Avec La Porte du diable, Anthony Mann frappe très fort : il s'agit de l'un des premiers films à prendre le parti
des Indiens et à dénoncer les injustices qu’ils ont subies. Jusqu’alors la
vision hollywoodienne classique considérait à peine les Indiens, surtout
montrés comme des sauvages hurlants et agressifs dévalant les collines au galop
pour attaquer les diligences (1).
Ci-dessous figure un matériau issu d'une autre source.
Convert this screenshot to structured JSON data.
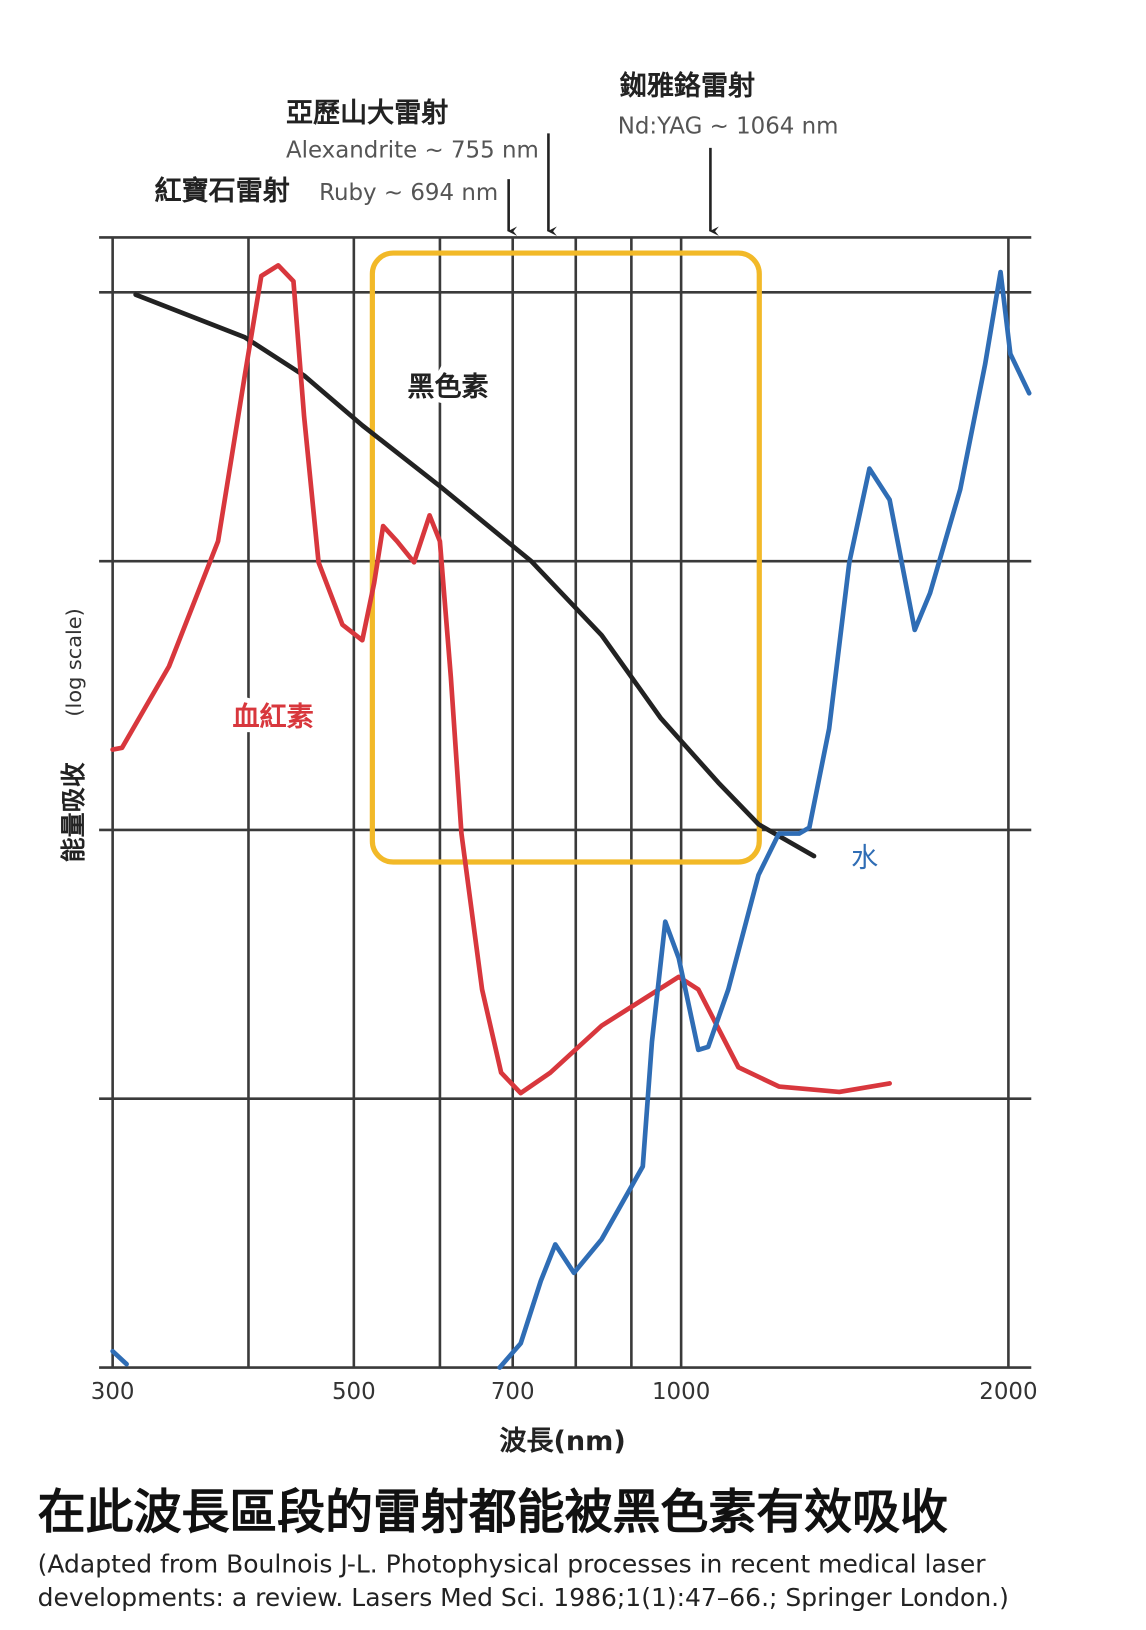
{
  "chart_data": {
    "type": "line",
    "xlabel": "波長(nm)",
    "ylabel": "能量吸收",
    "ylabel_note": "(log scale)",
    "xscale": "log",
    "yscale": "log",
    "xlim": [
      300,
      2090
    ],
    "ylim": [
      1,
      16000
    ],
    "xticks": [
      300,
      500,
      700,
      1000,
      2000
    ],
    "xgrid": [
      300,
      400,
      500,
      600,
      700,
      800,
      900,
      1000,
      2000
    ],
    "ygrid": [
      10,
      100,
      1000,
      10000
    ],
    "series": [
      {
        "name": "黑色素",
        "color": "#222222",
        "x": [
          315,
          397,
          450,
          509,
          600,
          728,
          845,
          958,
          1082,
          1178,
          1325
        ],
        "values": [
          9800,
          6800,
          4900,
          3200,
          1900,
          1000,
          530,
          260,
          150,
          105,
          80
        ]
      },
      {
        "name": "血紅素",
        "color": "#d8373d",
        "x": [
          300,
          306,
          338,
          375,
          397,
          411,
          426,
          440,
          450,
          464,
          488,
          509,
          522,
          532,
          548,
          568,
          587,
          600,
          614,
          628,
          656,
          683,
          712,
          758,
          845,
          995,
          1037,
          1129,
          1230,
          1398,
          1555
        ],
        "values": [
          199,
          202,
          406,
          1185,
          4940,
          11500,
          12600,
          11000,
          3460,
          990,
          580,
          508,
          830,
          1350,
          1185,
          990,
          1480,
          1185,
          371,
          97,
          25.5,
          12.5,
          10.5,
          12.5,
          18.7,
          28.4,
          25.5,
          13.1,
          11.1,
          10.6,
          11.4
        ]
      },
      {
        "name": "水",
        "color": "#2f6db5",
        "x": [
          300,
          309,
          null,
          681,
          712,
          743,
          766,
          797,
          845,
          922,
          940,
          967,
          995,
          1037,
          1059,
          1105,
          1178,
          1230,
          1284,
          1312,
          1368,
          1428,
          1490,
          1555,
          1640,
          1694,
          1806,
          1904,
          1967,
          2008,
          2090
        ],
        "values": [
          1.15,
          1.03,
          null,
          1.0,
          1.23,
          2.1,
          2.87,
          2.25,
          3.0,
          5.6,
          16.3,
          45.6,
          33.4,
          15.2,
          15.6,
          25.5,
          68,
          97,
          97,
          102,
          238,
          990,
          2210,
          1690,
          555,
          760,
          1850,
          5400,
          11900,
          5900,
          4210
        ]
      }
    ],
    "highlight": {
      "x": [
        520,
        1180
      ],
      "y": [
        76,
        14000
      ],
      "color": "#f2b928"
    },
    "annotations": [
      {
        "label_zh": "紅寶石雷射",
        "label_en": "Ruby ~ 694 nm",
        "x": 694
      },
      {
        "label_zh": "亞歷山大雷射",
        "label_en": "Alexandrite ~ 755 nm",
        "x": 755
      },
      {
        "label_zh": "銣雅鉻雷射",
        "label_en": "Nd:YAG ~ 1064 nm",
        "x": 1064
      }
    ],
    "caption": "在此波長區段的雷射都能被黑色素有效吸收",
    "source": [
      "(Adapted from Boulnois J-L. Photophysical processes in recent medical laser",
      "developments: a review. Lasers Med Sci. 1986;1(1):47–66.; Springer London.)"
    ]
  }
}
En 1950, en même temps que La Flèche brisée de D. Daves (et après une première pierre posée
par J. Ford dans Le Massacre de Fort Apache), La Porte du diable s’intéresse
aux Indiens, les met en avant, s’attarde sur des personnages forts (Lance Poole
ici, Cochise dans le film de Daves) et dénonce le comportement des Blancs à
leur endroit.
La force du film
est d’adopter le point de vue de l’Indien (et non de l’homme blanc, comme dans La Flèche brisée) et de montrer que l’injustice
subie par les Indiens, si elle prend sa source dans le racisme anti-Indien,
est relayée par la loi elle-même : c’est en s’appuyant sur les lois que
les éleveurs entendent prendre possession des terres occupées depuis toujours
par les Indiens Shoshone. Cette injustice des lois elles-mêmes s’exprime au travers
des hésitations du sheriff, vieil ami du père de Lance Poole, mais qui doit
faire respecter une loi qu’il ne cautionne pas. De la même façon la loi l’oblige
à mettre un écriteau qui exclut de servir les Indiens dans le saloon.
Le choc est
alors terrible pour Lance Poole (impeccable Robert Taylor, dans un registre inattendu) qui revenait auréolé de ses faits d’armes de la
Guerre de Sécession avec de l’espoir au cœur : il est persuadé que ceux
qui se sont battus contre l’esclavage sauront le considérer, lui qui a versé
son sang pour leur cause. Mais le racisme anti-Indiens est beaucoup trop ancré,
dans les esprits et jusqu’au cœur des textes de loi. En 1950, les Noirs
américains devaient nourrir le même regard sur leur pays en revenant de la
Seconde Guerre où ils sont allés combattre le terrible racisme nazi. Et, tout
du moins dans les états du Sud, la société a continué d’être violemment
ségrégationniste. Le ressentiment de Lance Poole face à l’injustice évoque donc
une injustice similaire contemporaine du film.
Mann parvient à
éviter tout manichéisme en montrant que Lance Poole, par une certaine fierté
arrogante, ne cherche pas à apaiser la situation, de même que le sheriff, on
l’a dit, est pris dans la tenaille dans un choix complexe. Il enrichit également le
film d'une vision supplémentaire très progressiste en donnant à une femme le rôle de
l’avocat de la cause perdue.
Le désespoir des Indiens, leur déracinement, le vol de leur terre, la violence inique qu’ils subissent emplissent ce film sombre qui prépare le terrain aux westerns révisionnistes des années 70.
Le désespoir des Indiens, leur déracinement, le vol de leur terre, la violence inique qu’ils subissent emplissent ce film sombre qui prépare le terrain aux westerns révisionnistes des années 70.